Neither the language of the statute nor its history addresses the issue of whether the charging party is a member of the "public" to whom disclosure is forbidden. The Fifth Circuit, sitting En banc and construing essentially the same statutory language, concluded that the term "public" does not include the charging party. H. Kessler & Co. v. EEOC, 472 F.2d 1147 (5th Cir. 1973) (en banc), cert. denied 412 U.S. 939, 93 S.Ct. 2774, 37 L.Ed.2d 398. See also Charlotte-Mecklenburg Hospital Authority v. Perry, 571 F.2d 195 (4th Cir. 1978), in which this court ordered the disclosure of EEOC investigatory material to a party charged with discrimination, apparently accepting the plaintiff's uncontested argument that the language of Title VII "suggests a manifest distinction between, on the one hand, right of disclosure to the public generally, and, on the other hand, a right of disclosure to the parties themselves . . . (D)isclosure to the parties whether to the party charged or to the charging party is not within the prohibitions of Title VII." 571 F.2d at 199
The rules also permit the charging party to inspect files containing other charges against the same respondent which allege similar types of discrimination. EEOC Compliance Manual § 83.7(c). I believe that this constitutes "publicizing" the other files, and that this disclosure, prior to litigation involving the information, is forbidden by the statute. I would invalidate the disclosure rules only insofar as they allow a party access to other case files
The employer in this case contends that confidential business data is included in the materials disclosed by the Commission, although it offers no substantiation for this claim. Regardless of whether the Commission's disclosure rules specifically exempt legitimate trade secrets, and other confidential business information disclosure of such material is forbidden by 18 U.S.C. § 1905, and the Administrative Procedures Act provides an adequate remedy for threatened violations of this statute. See Chrysler Corp. v. Brown, 441 U.S. 281, 99 S.Ct. 1705, 60 L.Ed.2d 208 (1979)

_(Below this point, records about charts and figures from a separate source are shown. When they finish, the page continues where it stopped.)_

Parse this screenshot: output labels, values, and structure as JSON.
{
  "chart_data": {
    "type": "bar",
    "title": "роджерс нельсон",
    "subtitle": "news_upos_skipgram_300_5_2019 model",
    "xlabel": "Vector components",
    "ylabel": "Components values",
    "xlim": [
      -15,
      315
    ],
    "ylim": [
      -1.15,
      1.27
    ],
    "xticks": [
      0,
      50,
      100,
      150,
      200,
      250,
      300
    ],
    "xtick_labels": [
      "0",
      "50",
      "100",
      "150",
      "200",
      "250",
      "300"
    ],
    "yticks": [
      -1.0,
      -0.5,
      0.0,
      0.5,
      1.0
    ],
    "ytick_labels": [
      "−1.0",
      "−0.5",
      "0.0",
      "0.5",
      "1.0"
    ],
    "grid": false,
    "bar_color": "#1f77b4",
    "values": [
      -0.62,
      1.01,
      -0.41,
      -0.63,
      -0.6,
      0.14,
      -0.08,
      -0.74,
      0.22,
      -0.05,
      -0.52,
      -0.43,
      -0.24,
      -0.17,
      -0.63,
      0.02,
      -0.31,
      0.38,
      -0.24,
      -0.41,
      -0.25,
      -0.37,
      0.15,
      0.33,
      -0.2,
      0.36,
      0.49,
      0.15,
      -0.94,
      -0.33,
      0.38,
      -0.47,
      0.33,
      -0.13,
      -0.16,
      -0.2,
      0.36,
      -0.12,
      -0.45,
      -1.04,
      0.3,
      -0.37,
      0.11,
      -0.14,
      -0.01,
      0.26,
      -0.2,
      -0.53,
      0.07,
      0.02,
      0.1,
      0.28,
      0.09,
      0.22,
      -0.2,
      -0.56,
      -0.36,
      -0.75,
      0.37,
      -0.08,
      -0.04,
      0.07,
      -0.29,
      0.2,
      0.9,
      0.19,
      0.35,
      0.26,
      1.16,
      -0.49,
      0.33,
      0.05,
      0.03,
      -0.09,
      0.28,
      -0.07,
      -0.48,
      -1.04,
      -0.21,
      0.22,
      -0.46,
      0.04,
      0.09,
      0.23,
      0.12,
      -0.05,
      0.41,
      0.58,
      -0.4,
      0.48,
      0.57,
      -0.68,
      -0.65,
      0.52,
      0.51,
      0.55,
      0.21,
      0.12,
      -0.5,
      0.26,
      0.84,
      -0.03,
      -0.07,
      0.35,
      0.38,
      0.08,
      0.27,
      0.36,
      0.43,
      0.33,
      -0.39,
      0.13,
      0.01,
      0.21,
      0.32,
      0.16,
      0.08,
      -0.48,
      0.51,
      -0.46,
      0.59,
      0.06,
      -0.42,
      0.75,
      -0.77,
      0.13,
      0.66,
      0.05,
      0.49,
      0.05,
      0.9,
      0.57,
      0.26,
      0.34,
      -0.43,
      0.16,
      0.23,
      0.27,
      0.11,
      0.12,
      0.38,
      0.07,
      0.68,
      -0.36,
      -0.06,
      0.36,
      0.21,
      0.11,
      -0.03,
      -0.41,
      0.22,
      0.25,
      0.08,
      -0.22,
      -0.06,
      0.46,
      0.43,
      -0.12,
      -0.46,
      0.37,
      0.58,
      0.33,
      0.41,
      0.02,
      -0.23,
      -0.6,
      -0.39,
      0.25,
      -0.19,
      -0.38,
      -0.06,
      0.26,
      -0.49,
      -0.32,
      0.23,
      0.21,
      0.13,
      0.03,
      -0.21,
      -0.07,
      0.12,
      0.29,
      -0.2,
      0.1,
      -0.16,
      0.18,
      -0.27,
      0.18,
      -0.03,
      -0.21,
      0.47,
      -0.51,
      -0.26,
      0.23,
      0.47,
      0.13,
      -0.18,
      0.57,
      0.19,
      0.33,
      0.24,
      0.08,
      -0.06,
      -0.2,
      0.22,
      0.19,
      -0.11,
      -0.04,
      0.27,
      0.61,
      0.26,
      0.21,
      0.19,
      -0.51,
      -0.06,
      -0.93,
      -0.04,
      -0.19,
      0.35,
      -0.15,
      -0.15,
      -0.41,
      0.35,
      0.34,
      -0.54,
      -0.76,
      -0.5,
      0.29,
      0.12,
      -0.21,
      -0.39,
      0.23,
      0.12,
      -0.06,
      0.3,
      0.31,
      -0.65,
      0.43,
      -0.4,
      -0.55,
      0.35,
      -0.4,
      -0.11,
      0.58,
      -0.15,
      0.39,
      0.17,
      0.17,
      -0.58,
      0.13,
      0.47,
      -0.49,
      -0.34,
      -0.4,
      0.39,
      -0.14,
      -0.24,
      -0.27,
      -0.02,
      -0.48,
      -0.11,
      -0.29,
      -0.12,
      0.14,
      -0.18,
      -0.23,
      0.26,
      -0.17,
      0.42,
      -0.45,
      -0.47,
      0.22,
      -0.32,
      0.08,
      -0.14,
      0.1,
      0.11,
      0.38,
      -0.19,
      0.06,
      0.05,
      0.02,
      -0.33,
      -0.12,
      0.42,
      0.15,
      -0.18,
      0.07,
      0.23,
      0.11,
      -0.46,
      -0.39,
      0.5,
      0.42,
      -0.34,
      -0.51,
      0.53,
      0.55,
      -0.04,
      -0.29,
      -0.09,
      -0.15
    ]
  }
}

In addition to fear that the disclosure rules undercut the Commission's settlement efforts, the Sears court expressed concern that the Commission could not enforce the agreements it requires as a condition of disclosure, which prohibit the charging party from public dissemination of the information. EEOC Compliance Manual § 83.3(b). "(C)ounsel for the Commission asserted that the EEOC . . . could seek to enjoin parties from violating their agreement . . . . When pressed, however, counsel could point to no instance when this had been done." 189 U.S.App.D.C. at 168, 581 F.2d at 946. This may be explained by the Commission's uncontested assertion in this court that there has never been a violation of the agreement in the 13 years during which the rules have been in effect
This theory is criticized, based upon a thorough review of the legislative history of Title VII, in The Meaning of "Public" in Section 709(e) of the 1964 Civil Rights Act and Access to Information Gathered by the EEOC, 67 Ky.L.J. 430 (1978-79)
The congressional explanation of the need for the 1972 Amendments casts doubt upon the Sears and Burlington Northern courts' faith in voluntary conciliation as the preferred means of ending discrimination:
During the preparation and presentation of Title VII of the Civil Rights Act of 1964 . . . (i)t was thought that a scheme which stressed conciliation rather than compulsory processes would be more appropriate for the resolution of this essentially "human" problem. Litigation, it was thought, would be necessary only on an occasional basis in the event of determined recalcitrance. Experience, however, has shown this to be an oversimplified expectation, incorrect in its conclusions . . . (T)he Commission has been able to achieve successful conciliation in less than half of the cases in which reasonable cause was determined. It has been the emphasis of voluntariness that has proven to be most detrimental to the successful operation of Title VII. H.R.Rep. No. 238, 92nd Cong., 1st Sess., Reprinted in 1972 U.S.Code Cong. & Admin.News, pp. 2137, 2143-2144.